TSNE projection of the drugs in the albumin and external dataset. The projection was performed by using the set of genes and MDs (a), only the genes (b) and only the MDs (c) in the optimal hybrid model. The outliers are in the border area of the dataset for the molecular descriptors (c), while they are similar to the rest of the external set fort the gene log-fold change (b). Likewise, the outliers still appear on the border for the combined two sets of features (a). In panel (d) the values of the three MDs is plotted (y axis) for the drugs in the albumin and external dataset (x axis). The drugs are ordered based on their predicted \(logK_{HSA}\) value. Drugs from the external set that falls in the model prediction range are marked in gray, while the ones that are outside the range are marked in blue. Drugs in the training set are marked in black while drugs in the test set are marked in red

Biological relevance of the QSMARt model

In order to better understand the possible impact of the QSMARt model, we investigated its performance on drugs grouped by the ATC (Anatomical, Therapeutic, Chemical) code system as defined by the World Health Organization (WHO) [45]. The ATC codes classify the drugs into different groups in accordance with the organ or system on which they act and their chemical, pharmacological, and therapeutic properties. We performed our analyses by considering the anatomical subgroup (level 1) and the therapeutic subgroup (level 2) of the ATC codes. We investigated the relationship between the experimental vs. predicted logKHSA values, of the 59 drugs present in our dataset, and their grouping in ATC level 1 and 2 (Additional file 6: Fig. S3). This analysis highlights that the two drugs cefuroxime and amoxicillin, belonging to the ATC class J (any-inflammatory), show the lowest range of experimental and predicted logKHSA. Likewise, a large group of ATC class C compounds (cardiovascular system) are in the mid range of the distribution, while four ATC class N (nervous system) are grouped in the highest range of the experimental/predicted logKHSA. Next, we inspected the larger set of 799 drugs used for the external validation, for which no experimental value of logKHSA was available. In this case, we looked at the distribution of the predicted logKHSA values in the level 1 and level 2 ATC codes (Additional files 7: Fig. S4 and 8: Fig. S5). Also, this analysis shows that the compounds belonging to the ATC class J (anti-inflammatory) have the lowest levels of predicted logKHSA. On the opposite, drugs of the ATC class A (digestive system), G (genitourinary system) and N (nervous system) have the highest predicted logKHSA. These results confirm our observations on the 59 drugs present in our discovery set.

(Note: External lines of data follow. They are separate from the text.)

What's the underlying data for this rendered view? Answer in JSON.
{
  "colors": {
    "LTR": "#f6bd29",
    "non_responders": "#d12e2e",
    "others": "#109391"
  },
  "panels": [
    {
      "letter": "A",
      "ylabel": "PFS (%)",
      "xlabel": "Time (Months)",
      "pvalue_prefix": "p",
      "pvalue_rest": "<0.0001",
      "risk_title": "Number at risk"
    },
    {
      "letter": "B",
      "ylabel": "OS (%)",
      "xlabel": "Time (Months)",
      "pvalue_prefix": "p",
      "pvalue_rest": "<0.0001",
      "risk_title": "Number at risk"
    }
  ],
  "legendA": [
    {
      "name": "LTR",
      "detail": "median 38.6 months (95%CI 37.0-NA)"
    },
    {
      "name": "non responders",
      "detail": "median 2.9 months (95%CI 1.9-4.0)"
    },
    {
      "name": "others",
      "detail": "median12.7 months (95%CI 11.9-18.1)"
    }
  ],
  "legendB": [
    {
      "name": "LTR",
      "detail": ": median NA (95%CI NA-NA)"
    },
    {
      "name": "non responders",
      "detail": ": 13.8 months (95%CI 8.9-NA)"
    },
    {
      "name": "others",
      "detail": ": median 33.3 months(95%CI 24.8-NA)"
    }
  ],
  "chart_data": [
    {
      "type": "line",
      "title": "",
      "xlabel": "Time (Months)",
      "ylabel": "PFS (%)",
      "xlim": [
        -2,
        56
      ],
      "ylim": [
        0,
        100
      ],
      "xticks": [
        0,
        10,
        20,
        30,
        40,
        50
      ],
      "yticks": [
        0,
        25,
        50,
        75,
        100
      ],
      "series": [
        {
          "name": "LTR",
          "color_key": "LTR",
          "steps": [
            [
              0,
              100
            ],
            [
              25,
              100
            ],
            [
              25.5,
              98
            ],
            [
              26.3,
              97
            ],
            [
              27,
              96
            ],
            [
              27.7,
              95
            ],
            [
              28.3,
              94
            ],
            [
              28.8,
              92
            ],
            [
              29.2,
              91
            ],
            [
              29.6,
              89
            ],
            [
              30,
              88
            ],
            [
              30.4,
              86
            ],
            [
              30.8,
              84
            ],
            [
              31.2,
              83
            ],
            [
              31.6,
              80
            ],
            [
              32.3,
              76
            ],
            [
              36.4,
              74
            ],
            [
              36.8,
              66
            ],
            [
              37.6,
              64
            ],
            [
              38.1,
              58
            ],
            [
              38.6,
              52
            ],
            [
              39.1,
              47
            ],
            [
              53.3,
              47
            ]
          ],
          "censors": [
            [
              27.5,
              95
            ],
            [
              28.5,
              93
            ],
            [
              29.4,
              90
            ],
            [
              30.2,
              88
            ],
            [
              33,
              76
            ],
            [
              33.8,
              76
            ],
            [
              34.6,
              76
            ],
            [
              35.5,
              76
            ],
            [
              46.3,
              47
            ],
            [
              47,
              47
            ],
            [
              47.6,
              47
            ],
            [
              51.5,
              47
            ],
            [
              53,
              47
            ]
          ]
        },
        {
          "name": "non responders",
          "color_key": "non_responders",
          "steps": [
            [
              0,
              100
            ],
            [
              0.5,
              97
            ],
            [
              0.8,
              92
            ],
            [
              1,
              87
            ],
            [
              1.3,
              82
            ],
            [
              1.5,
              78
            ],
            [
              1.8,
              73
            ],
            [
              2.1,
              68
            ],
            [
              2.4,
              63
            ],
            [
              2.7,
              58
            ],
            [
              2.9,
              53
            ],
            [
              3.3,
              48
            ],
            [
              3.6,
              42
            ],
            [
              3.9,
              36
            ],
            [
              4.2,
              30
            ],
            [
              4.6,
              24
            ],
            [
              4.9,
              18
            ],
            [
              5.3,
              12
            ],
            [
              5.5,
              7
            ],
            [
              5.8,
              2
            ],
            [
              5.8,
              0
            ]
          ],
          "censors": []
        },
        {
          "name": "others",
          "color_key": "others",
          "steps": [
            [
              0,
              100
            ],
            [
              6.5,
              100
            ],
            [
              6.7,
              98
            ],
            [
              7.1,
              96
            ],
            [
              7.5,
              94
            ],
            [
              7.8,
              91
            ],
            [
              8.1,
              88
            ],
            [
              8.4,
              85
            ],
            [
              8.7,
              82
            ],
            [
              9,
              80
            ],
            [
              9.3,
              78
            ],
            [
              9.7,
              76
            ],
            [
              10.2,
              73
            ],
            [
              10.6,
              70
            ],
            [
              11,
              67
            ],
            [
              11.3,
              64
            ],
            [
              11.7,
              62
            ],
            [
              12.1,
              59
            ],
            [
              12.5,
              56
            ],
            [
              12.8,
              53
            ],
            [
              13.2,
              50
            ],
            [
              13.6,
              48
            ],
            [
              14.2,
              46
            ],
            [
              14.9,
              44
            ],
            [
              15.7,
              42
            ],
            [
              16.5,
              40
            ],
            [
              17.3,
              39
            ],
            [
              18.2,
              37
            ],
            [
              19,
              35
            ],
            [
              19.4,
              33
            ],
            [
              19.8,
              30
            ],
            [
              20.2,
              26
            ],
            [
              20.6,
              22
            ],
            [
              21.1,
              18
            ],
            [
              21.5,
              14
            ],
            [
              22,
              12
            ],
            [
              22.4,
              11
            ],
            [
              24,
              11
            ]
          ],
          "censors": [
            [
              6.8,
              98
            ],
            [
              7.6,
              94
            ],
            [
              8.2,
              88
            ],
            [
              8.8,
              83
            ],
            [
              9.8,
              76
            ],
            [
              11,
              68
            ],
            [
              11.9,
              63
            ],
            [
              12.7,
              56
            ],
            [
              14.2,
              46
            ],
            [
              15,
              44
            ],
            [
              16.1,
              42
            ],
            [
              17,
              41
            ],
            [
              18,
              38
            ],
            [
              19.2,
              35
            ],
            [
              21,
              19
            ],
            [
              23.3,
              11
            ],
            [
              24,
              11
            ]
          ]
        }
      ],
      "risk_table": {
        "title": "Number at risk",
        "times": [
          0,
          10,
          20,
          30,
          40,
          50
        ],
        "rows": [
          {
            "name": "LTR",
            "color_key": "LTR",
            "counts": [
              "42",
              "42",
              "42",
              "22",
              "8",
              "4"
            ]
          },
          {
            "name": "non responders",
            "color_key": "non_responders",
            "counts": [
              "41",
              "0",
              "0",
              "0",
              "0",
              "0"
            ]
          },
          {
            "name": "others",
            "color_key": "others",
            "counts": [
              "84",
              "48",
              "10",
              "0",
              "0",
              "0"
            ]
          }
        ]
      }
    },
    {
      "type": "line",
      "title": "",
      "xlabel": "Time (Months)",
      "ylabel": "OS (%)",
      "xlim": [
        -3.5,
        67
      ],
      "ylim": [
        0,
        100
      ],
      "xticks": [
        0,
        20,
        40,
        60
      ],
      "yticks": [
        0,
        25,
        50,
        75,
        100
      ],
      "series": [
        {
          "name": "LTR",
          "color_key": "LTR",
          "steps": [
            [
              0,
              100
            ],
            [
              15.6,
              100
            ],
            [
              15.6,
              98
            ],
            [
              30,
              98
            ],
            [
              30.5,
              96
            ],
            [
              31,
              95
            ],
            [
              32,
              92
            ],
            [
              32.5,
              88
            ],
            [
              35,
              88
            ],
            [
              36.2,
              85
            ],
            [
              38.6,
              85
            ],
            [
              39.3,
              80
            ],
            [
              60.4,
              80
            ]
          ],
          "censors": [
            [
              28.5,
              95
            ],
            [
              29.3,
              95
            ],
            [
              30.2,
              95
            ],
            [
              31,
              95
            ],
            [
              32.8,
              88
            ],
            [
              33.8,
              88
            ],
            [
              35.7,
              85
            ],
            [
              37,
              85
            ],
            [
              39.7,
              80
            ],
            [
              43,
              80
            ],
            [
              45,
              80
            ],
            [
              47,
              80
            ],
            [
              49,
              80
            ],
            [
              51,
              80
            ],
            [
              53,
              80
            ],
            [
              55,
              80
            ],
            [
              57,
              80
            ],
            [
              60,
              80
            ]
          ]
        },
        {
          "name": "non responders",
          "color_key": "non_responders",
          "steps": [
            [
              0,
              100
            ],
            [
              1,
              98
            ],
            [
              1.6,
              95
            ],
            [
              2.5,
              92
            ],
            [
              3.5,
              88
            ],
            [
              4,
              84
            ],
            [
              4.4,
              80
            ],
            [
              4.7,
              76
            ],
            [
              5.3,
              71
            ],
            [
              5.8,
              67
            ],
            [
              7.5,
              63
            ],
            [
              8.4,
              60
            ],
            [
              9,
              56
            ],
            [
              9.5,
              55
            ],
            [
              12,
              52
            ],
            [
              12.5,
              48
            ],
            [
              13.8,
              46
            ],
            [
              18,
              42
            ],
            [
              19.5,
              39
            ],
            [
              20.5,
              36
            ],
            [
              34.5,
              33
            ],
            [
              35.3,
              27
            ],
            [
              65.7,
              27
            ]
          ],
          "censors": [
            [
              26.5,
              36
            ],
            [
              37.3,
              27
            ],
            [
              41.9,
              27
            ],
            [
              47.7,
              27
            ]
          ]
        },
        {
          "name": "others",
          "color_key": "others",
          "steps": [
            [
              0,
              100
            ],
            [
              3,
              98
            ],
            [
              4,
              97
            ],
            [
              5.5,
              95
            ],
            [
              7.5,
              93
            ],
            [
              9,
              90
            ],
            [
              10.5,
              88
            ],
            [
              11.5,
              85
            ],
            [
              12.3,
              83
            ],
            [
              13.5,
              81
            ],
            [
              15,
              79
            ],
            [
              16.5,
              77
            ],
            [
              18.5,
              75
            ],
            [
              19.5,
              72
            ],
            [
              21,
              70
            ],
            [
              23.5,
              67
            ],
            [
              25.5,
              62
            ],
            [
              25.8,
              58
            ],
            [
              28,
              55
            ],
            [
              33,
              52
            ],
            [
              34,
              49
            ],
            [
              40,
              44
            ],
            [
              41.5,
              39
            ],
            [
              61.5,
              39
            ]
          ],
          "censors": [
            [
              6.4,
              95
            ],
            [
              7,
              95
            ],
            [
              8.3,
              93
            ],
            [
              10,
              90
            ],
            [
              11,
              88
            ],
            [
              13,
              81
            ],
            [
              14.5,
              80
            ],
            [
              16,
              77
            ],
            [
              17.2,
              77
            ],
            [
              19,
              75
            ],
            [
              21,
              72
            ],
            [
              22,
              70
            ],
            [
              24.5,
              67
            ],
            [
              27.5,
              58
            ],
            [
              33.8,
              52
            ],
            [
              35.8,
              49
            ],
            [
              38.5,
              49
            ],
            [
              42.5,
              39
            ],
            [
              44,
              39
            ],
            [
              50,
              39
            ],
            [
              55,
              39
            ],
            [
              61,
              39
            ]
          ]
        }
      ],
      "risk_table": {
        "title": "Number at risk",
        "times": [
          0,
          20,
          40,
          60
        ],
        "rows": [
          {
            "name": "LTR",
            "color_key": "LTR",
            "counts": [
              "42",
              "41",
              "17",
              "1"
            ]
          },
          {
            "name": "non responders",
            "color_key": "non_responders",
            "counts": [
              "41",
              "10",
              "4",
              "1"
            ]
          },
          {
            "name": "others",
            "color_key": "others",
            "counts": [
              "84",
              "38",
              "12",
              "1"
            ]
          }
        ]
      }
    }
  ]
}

The genes selected in our model are involved in several signalling pathways, especially in cancer and immune signalling. Thus, we investigated their expression values between immunomodulatory and non immunomodulatory compounds. We identified the level 2 classes L03 and L04 to be immunostimulant and immunosuppressant, respectively. Unfortunatelly, none of the compounds available in the Connectivity map data set belong to the class L03, while four are annotated as L04. To perform the comparison, we selected the compound structurally least similar to each of the L04 drugs in the Connectivity Map dataset, and plotted the respective expression values for each of the three genes included in our final model (Additional file 9: Fig. S6). While MCF7_ENSG00000112115 And PC3_ENSG00000197646 did not show any difference, the gene PC3_ENSG00000276644 showed a trend with higher expression in L04 drugs as compared to their least similar ones.

Conclusion

In this study, we proposed a computational strategy to define quantitative models of structural and mechanism of action-activity relationships (QSMARt). Moreover, we investigated the effectiveness of hybrid QSMARt model comprising both MDs and MOA information to better explain the biological mechanisms underlying endpoints of interest. We applied our methodology to predict human serum albumin (HSA) binding, obtaining a statistically robust and validated model that provides new venues for the interpretation of the chemical-biological interactions. QSMARt models are promising complementary tools to develop new safe- and useful-by-design compounds.